THE NEED FOR COLLABORATION
Similarly, Cobena Chief Executive Officer (CEO) Francis del Val said that digital transformation is crucial to nation-building. Citing the Digital Economy Report by the United Nations Conference on Trade and Development (UNCTAD) released last September, he shared that countries who least likely to take advantage of digital data and convert them into business opportunities are those countries positioned at the greatest disadvantage.
“It is absolutely clear that digital transformation is going to be critical to nation-building,” Mr. del Val said.
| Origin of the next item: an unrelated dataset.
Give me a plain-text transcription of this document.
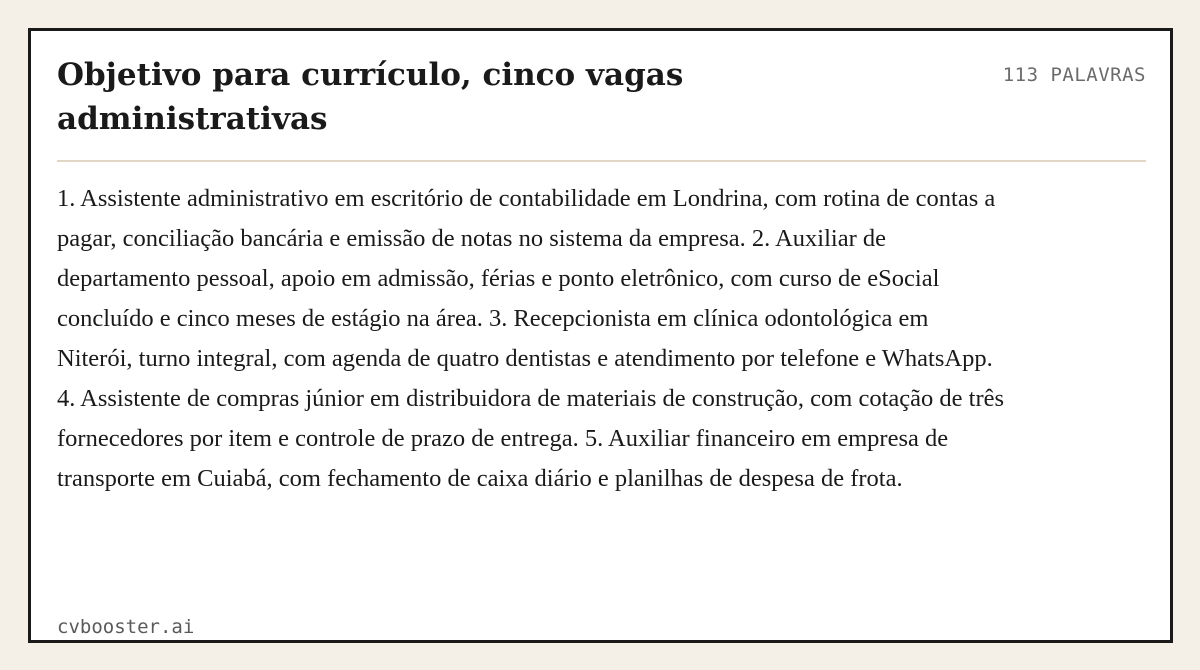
Objetivo para currículo, cinco vagas administrativas
113 PALAVRAS

1. Assistente administrativo em escritório de contabilidade em Londrina, com rotina de contas a pagar, conciliação bancária e emissão de notas no sistema da empresa. 2. Auxiliar de departamento pessoal, apoio em admissão, férias e ponto eletrônico, com curso de eSocial concluído e cinco meses de estágio na área. 3. Recepcionista em clínica odontológica em Niterói, turno integral, com agenda de quatro dentistas e atendimento por telefone e WhatsApp. 4. Assistente de compras júnior em distribuidora de materiais de construção, com cotação de três fornecedores por item e controle de prazo de entrega. 5. Auxiliar financeiro em empresa de transporte em Cuiabá, com fechamento de caixa diário e planilhas de despesa de frota.

cvbooster.ai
In the Philippines, in particular, the impact of such transformation is expected to accelerate even more in the coming years.
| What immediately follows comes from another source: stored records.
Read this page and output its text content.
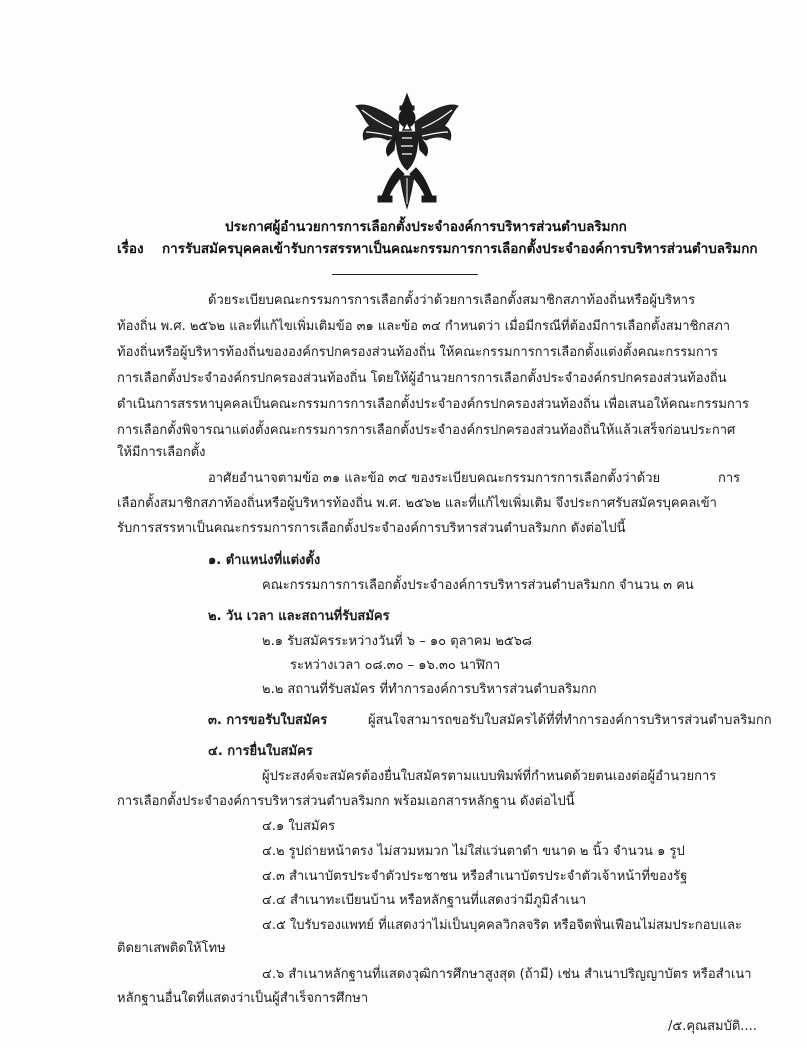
ประกาศผู้อำนวยการการเลือกตั้งประจำองค์การบริหารส่วนตำบลริมกก
เรื่อง การรับสมัครบุคคลเข้ารับการสรรหาเป็นคณะกรรมการการเลือกตั้งประจำองค์การบริหารส่วนตำบลริมกก
ด้วยระเบียบคณะกรรมการการเลือกตั้งว่าด้วยการเลือกตั้งสมาชิกสภาท้องถิ่นหรือผู้บริหาร
ท้องถิ่น พ.ศ. ๒๕๖๒ และที่แก้ไขเพิ่มเติมข้อ ๓๑ และข้อ ๓๔ กำหนดว่า เมื่อมีกรณีที่ต้องมีการเลือกตั้งสมาชิกสภา
ท้องถิ่นหรือผู้บริหารท้องถิ่นขององค์กรปกครองส่วนท้องถิ่น ให้คณะกรรมการการเลือกตั้งแต่งตั้งคณะกรรมการ
การเลือกตั้งประจำองค์กรปกครองส่วนท้องถิ่น โดยให้ผู้อำนวยการการเลือกตั้งประจำองค์กรปกครองส่วนท้องถิ่น
ดำเนินการสรรหาบุคคลเป็นคณะกรรมการการเลือกตั้งประจำองค์กรปกครองส่วนท้องถิ่น เพื่อเสนอให้คณะกรรมการ
การเลือกตั้งพิจารณาแต่งตั้งคณะกรรมการการเลือกตั้งประจำองค์กรปกครองส่วนท้องถิ่นให้แล้วเสร็จก่อนประกาศ
ให้มีการเลือกตั้ง
อาศัยอำนาจตามข้อ ๓๑ และข้อ ๓๔ ของระเบียบคณะกรรมการการเลือกตั้งว่าด้วย	การ
เลือกตั้งสมาชิกสภาท้องถิ่นหรือผู้บริหารท้องถิ่น พ.ศ. ๒๕๖๒ และที่แก้ไขเพิ่มเติม จึงประกาศรับสมัครบุคคลเข้า
รับการสรรหาเป็นคณะกรรมการการเลือกตั้งประจำองค์การบริหารส่วนตำบลริมกก ดังต่อไปนี้
๑. ตำแหน่งที่แต่งตั้ง
คณะกรรมการการเลือกตั้งประจำองค์การบริหารส่วนตำบลริมกก จำนวน ๓ คน
๒. วัน เวลา และสถานที่รับสมัคร
๒.๑ รับสมัครระหว่างวันที่ ๖ – ๑๐ ตุลาคม ๒๕๖๘
ระหว่างเวลา ๐๘.๓๐ – ๑๖.๓๐ นาฬิกา
๒.๒ สถานที่รับสมัคร ที่ทำการองค์การบริหารส่วนตำบลริมกก
๓. การขอรับใบสมัคร	ผู้สนใจสามารถขอรับใบสมัครได้ที่ที่ทำการองค์การบริหารส่วนตำบลริมกก
๔. การยื่นใบสมัคร
ผู้ประสงค์จะสมัครต้องยื่นใบสมัครตามแบบพิมพ์ที่กำหนดด้วยตนเองต่อผู้อำนวยการ
การเลือกตั้งประจำองค์การบริหารส่วนตำบลริมกก พร้อมเอกสารหลักฐาน ดังต่อไปนี้
๔.๑ ใบสมัคร
๔.๒ รูปถ่ายหน้าตรง ไม่สวมหมวก ไม่ใส่แว่นตาดำ ขนาด ๒ นิ้ว จำนวน ๑ รูป
๔.๓ สำเนาบัตรประจำตัวประชาชน หรือสำเนาบัตรประจำตัวเจ้าหน้าที่ของรัฐ
๔.๔ สำเนาทะเบียนบ้าน หรือหลักฐานที่แสดงว่ามีภูมิลำเนา
๔.๕ ใบรับรองแพทย์ ที่แสดงว่าไม่เป็นบุคคลวิกลจริต หรือจิตฟั่นเฟือนไม่สมประกอบและ
ติดยาเสพติดให้โทษ
๔.๖ สำเนาหลักฐานที่แสดงวุฒิการศึกษาสูงสุด (ถ้ามี) เช่น สำเนาปริญญาบัตร หรือสำเนา
หลักฐานอื่นใดที่แสดงว่าเป็นผู้สำเร็จการศึกษา
/๕.คุณสมบัติ....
Meanwhile, for the government to succeed in its digital transformation journey, Mr. del Val said that it needs the support of the private sector. In fact, based on the 2019 PH Digital Transformation Survey, he shared that the government is the sector most behind in digital transformation journey.
Barriers most cited include lack of resources, lack of adoption guidance, and digital transformation not seen as urgent.
As a whole, Mr. del Val emphasized the importance of data in digital transformation and the need to convert them into information and insights. “With digital transformation, there’s a lot of data. What we need to do is to be able to convert the data to information, and information to insights,” he said.
Moreover, aside from addressing the digital transformation gaps in the country, Mr. del Val said that collaboration among organization leaders from different sectors of the country is needed to make the Philippines a fully data-driven nation.
“It’s not going to be easy and we need to be able to work with an ecosystem. No one company can do it on its own… it got to be multisectoral, it got to be an ecosystem of like-minded individuals who are committed to make it happen,” he said.
LOOKING AT THE FUTURE
Meanwhile, in her talk during the event, Kerry Lau, head of marketing for Acoustic across Asia Pacific and Japan, shared some of the trends on data and artificial intelligence (AI) coming forward in the next few years.
Among others, she said that marketing data director will become the hottest new role; while digital marketing agencies will transform into consulgencies who will be equally adept in creative, strategy and technology. She also said that AI and machine learning will make hyper-personalization a reality.
Moreover, Ms. Lau said that customer centricity will what drive constant transformation in the coming years. “IDC (International Data Corporation) predicted that by 2022, companies focused on customer experiences are predicted to generate 50% of their revenue through contextual discovery,” she shared.
With regards to data privacy, Ms. Lau said that General Data Protection Regulation (GDPR) will help marketers tighten up data hygiene and build more customer trust. “Data matters. But trust determines its value,” she explained, noting that consumers will more likely trust the organization who will be able to take care of their data.